Obama promises that he will cut taxes for 95 percent of working families, and that no one will see higher taxes than they saw under former President Clinton’s administration. According to the Congressional Budget Office, though, in December 2007 the top one percent of Americans earned 18.1 percent of income and paid 38.8 percent of individual federal income taxes. Under Clinton, the top rate federal income tax was 39.6 percent. Is 1 percent enough to pay for Obama’s (nearly) universal health care plan, homeland security fund increases, green energy sector and $80 billion in tax cuts? I hope he can make it work.

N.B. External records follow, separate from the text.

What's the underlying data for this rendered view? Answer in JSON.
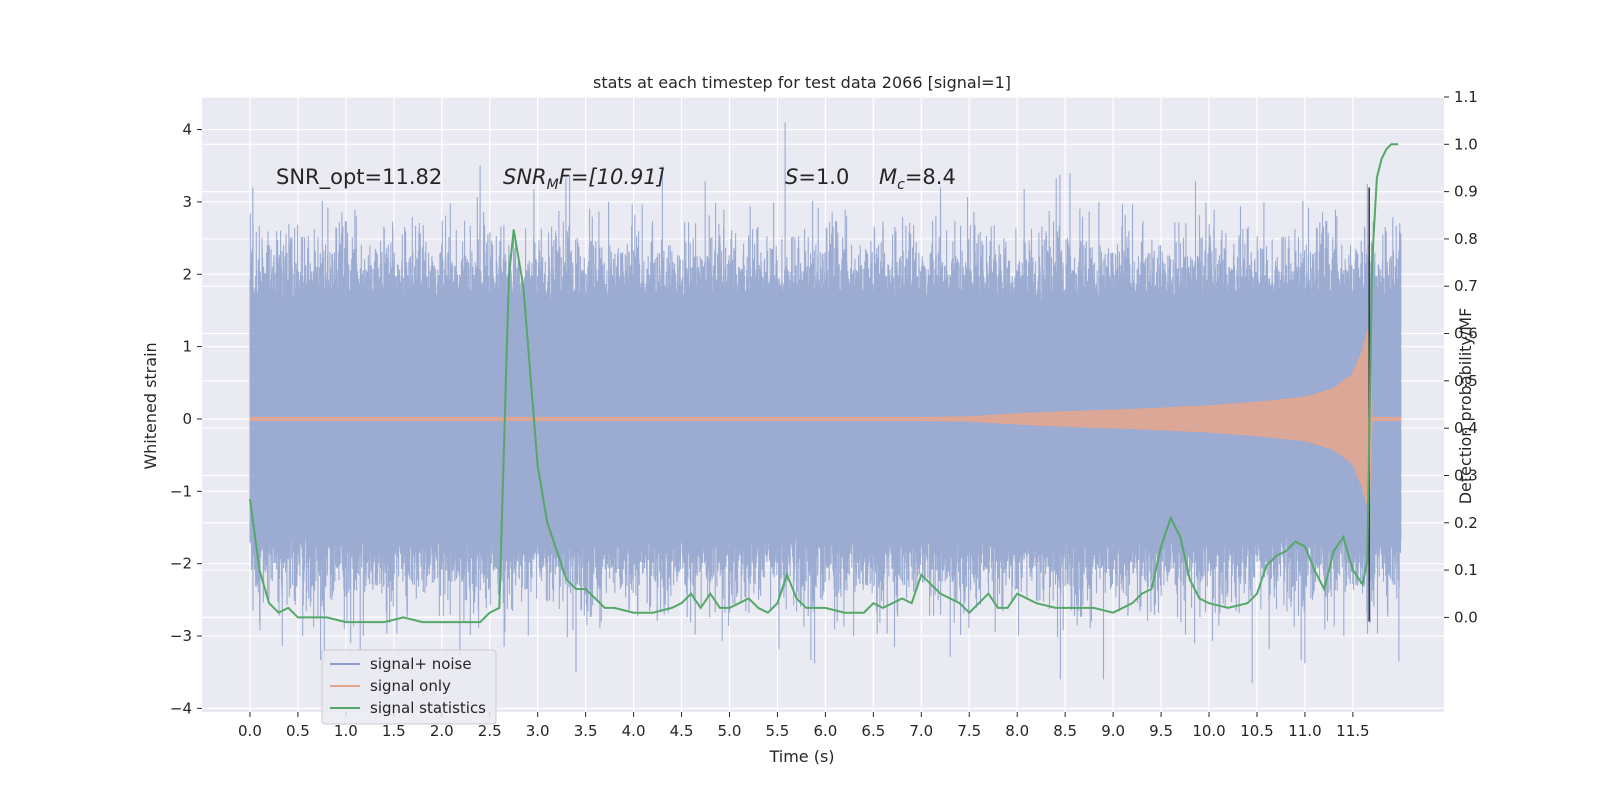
{
  "chart_data": {
    "type": "line",
    "title": "stats at each timestep for test data 2066 [signal=1]",
    "xlabel": "Time (s)",
    "ylabel": "Whitened strain",
    "ylabel_right": "Detection probability/MF",
    "xlim": [
      -0.5,
      12.45
    ],
    "ylim": [
      -4.05,
      4.45
    ],
    "ylim_right": [
      -0.2,
      1.1
    ],
    "x_ticks": [
      0.0,
      0.5,
      1.0,
      1.5,
      2.0,
      2.5,
      3.0,
      3.5,
      4.0,
      4.5,
      5.0,
      5.5,
      6.0,
      6.5,
      7.0,
      7.5,
      8.0,
      8.5,
      9.0,
      9.5,
      10.0,
      10.5,
      11.0,
      11.5
    ],
    "x_tick_labels": [
      "0.0",
      "0.5",
      "1.0",
      "1.5",
      "2.0",
      "2.5",
      "3.0",
      "3.5",
      "4.0",
      "4.5",
      "5.0",
      "5.5",
      "6.0",
      "6.5",
      "7.0",
      "7.5",
      "8.0",
      "8.5",
      "9.0",
      "9.5",
      "10.0",
      "10.5",
      "11.0",
      "11.5"
    ],
    "y_ticks": [
      -4,
      -3,
      -2,
      -1,
      0,
      1,
      2,
      3,
      4
    ],
    "y_tick_labels": [
      "−4",
      "−3",
      "−2",
      "−1",
      "0",
      "1",
      "2",
      "3",
      "4"
    ],
    "y_right_ticks": [
      0.0,
      0.1,
      0.2,
      0.3,
      0.4,
      0.5,
      0.6,
      0.7,
      0.8,
      0.9,
      1.0,
      1.1
    ],
    "y_right_tick_labels": [
      "0.0",
      "0.1",
      "0.2",
      "0.3",
      "0.4",
      "0.5",
      "0.6",
      "0.7",
      "0.8",
      "0.9",
      "1.0",
      "1.1"
    ],
    "grid": true,
    "legend_position": "bottom-left",
    "annotations": {
      "snr_opt": "SNR_opt=11.82",
      "snr_mf_base": "SNR",
      "snr_mf_sub": "M",
      "snr_mf_rest": "F=[10.91]",
      "s_symbol": "S",
      "s_value": "=1.0",
      "mc_base": "M",
      "mc_sub": "c",
      "mc_value": "=8.4"
    },
    "series": [
      {
        "name": "signal+ noise",
        "color": "#8da0cb",
        "description_axis": "left",
        "x_range": [
          0.0,
          12.0
        ],
        "typical_envelope": [
          -1.6,
          1.6
        ],
        "peak_values": [
          {
            "x": 0.03,
            "y": 3.2
          },
          {
            "x": 0.55,
            "y": -3.0
          },
          {
            "x": 1.05,
            "y": -3.1
          },
          {
            "x": 1.15,
            "y": -3.2
          },
          {
            "x": 2.4,
            "y": 3.5
          },
          {
            "x": 2.65,
            "y": -3.15
          },
          {
            "x": 3.4,
            "y": -3.5
          },
          {
            "x": 4.3,
            "y": 3.5
          },
          {
            "x": 5.58,
            "y": 4.1
          },
          {
            "x": 6.72,
            "y": -3.15
          },
          {
            "x": 7.2,
            "y": 3.2
          },
          {
            "x": 8.45,
            "y": -3.6
          },
          {
            "x": 8.55,
            "y": 3.4
          },
          {
            "x": 8.9,
            "y": -3.6
          },
          {
            "x": 9.85,
            "y": -3.1
          },
          {
            "x": 10.45,
            "y": -3.65
          },
          {
            "x": 11.65,
            "y": 3.25
          },
          {
            "x": 11.65,
            "y": -2.8
          },
          {
            "x": 11.98,
            "y": -3.35
          }
        ]
      },
      {
        "name": "signal only",
        "color": "#e6a68c",
        "description_axis": "left",
        "amplitude_envelope": [
          [
            0.0,
            0.02
          ],
          [
            7.0,
            0.02
          ],
          [
            7.5,
            0.03
          ],
          [
            8.0,
            0.07
          ],
          [
            8.5,
            0.1
          ],
          [
            9.0,
            0.12
          ],
          [
            9.5,
            0.15
          ],
          [
            10.0,
            0.18
          ],
          [
            10.5,
            0.23
          ],
          [
            11.0,
            0.3
          ],
          [
            11.3,
            0.42
          ],
          [
            11.5,
            0.62
          ],
          [
            11.6,
            0.95
          ],
          [
            11.67,
            1.3
          ],
          [
            11.7,
            0.02
          ],
          [
            12.0,
            0.02
          ]
        ]
      },
      {
        "name": "signal statistics",
        "color": "#55a868",
        "description_axis": "right",
        "x": [
          0.0,
          0.1,
          0.2,
          0.3,
          0.4,
          0.5,
          0.6,
          0.8,
          1.0,
          1.2,
          1.4,
          1.6,
          1.8,
          2.0,
          2.2,
          2.4,
          2.5,
          2.6,
          2.7,
          2.75,
          2.85,
          3.0,
          3.1,
          3.2,
          3.3,
          3.4,
          3.5,
          3.6,
          3.7,
          3.8,
          4.0,
          4.2,
          4.4,
          4.5,
          4.6,
          4.7,
          4.8,
          4.9,
          5.0,
          5.1,
          5.2,
          5.3,
          5.4,
          5.5,
          5.6,
          5.7,
          5.8,
          6.0,
          6.2,
          6.4,
          6.5,
          6.6,
          6.8,
          6.9,
          7.0,
          7.1,
          7.2,
          7.4,
          7.5,
          7.6,
          7.7,
          7.8,
          7.9,
          8.0,
          8.2,
          8.4,
          8.6,
          8.8,
          9.0,
          9.2,
          9.3,
          9.4,
          9.5,
          9.6,
          9.7,
          9.8,
          9.9,
          10.0,
          10.2,
          10.4,
          10.5,
          10.6,
          10.7,
          10.8,
          10.9,
          11.0,
          11.1,
          11.2,
          11.3,
          11.4,
          11.5,
          11.6,
          11.65,
          11.7,
          11.75,
          11.8,
          11.85,
          11.9,
          11.97
        ],
        "values": [
          0.25,
          0.1,
          0.03,
          0.01,
          0.02,
          0.0,
          0.0,
          0.0,
          -0.01,
          -0.01,
          -0.01,
          0.0,
          -0.01,
          -0.01,
          -0.01,
          -0.01,
          0.01,
          0.02,
          0.72,
          0.82,
          0.7,
          0.32,
          0.2,
          0.14,
          0.08,
          0.06,
          0.06,
          0.04,
          0.02,
          0.02,
          0.01,
          0.01,
          0.02,
          0.03,
          0.05,
          0.02,
          0.05,
          0.02,
          0.02,
          0.03,
          0.04,
          0.02,
          0.01,
          0.03,
          0.09,
          0.04,
          0.02,
          0.02,
          0.01,
          0.01,
          0.03,
          0.02,
          0.04,
          0.03,
          0.09,
          0.07,
          0.05,
          0.03,
          0.01,
          0.03,
          0.05,
          0.02,
          0.02,
          0.05,
          0.03,
          0.02,
          0.02,
          0.02,
          0.01,
          0.03,
          0.05,
          0.06,
          0.15,
          0.21,
          0.17,
          0.08,
          0.04,
          0.03,
          0.02,
          0.03,
          0.05,
          0.11,
          0.13,
          0.14,
          0.16,
          0.15,
          0.1,
          0.06,
          0.14,
          0.17,
          0.1,
          0.07,
          0.12,
          0.75,
          0.93,
          0.97,
          0.99,
          1.0,
          1.0
        ]
      }
    ]
  }
}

Americans understand that with each new president, the U.S. will shift slightly left or right on the political spectrum. But until he was elected president, Obama was considered the most liberal member of the U.S. Senate. His politics and record certainly reflect that reputation. John McCain called Obama’s politics socialist. Though not a fan of socialism, I don’t argue that it doesn’t work. But whether or not you agree with it, socialism is pretty far left on the spectrum. Is it fair for 100 percent of Americans to have to stand behind such far-left policies when only half of Americans voted for those policies? John McCain may be an old Republican, but he can see the center from where he’s standing and has had a long history of reaching across the aisle to the left. So far, President-Elect Obama has failed to prove to me that he can do the same.
As I said, I hope Obama leads this country in a positive direction. I deserve to be able to trust my president, however. I might be able to do that better if he strove to be a little more moderate, and a little less radical.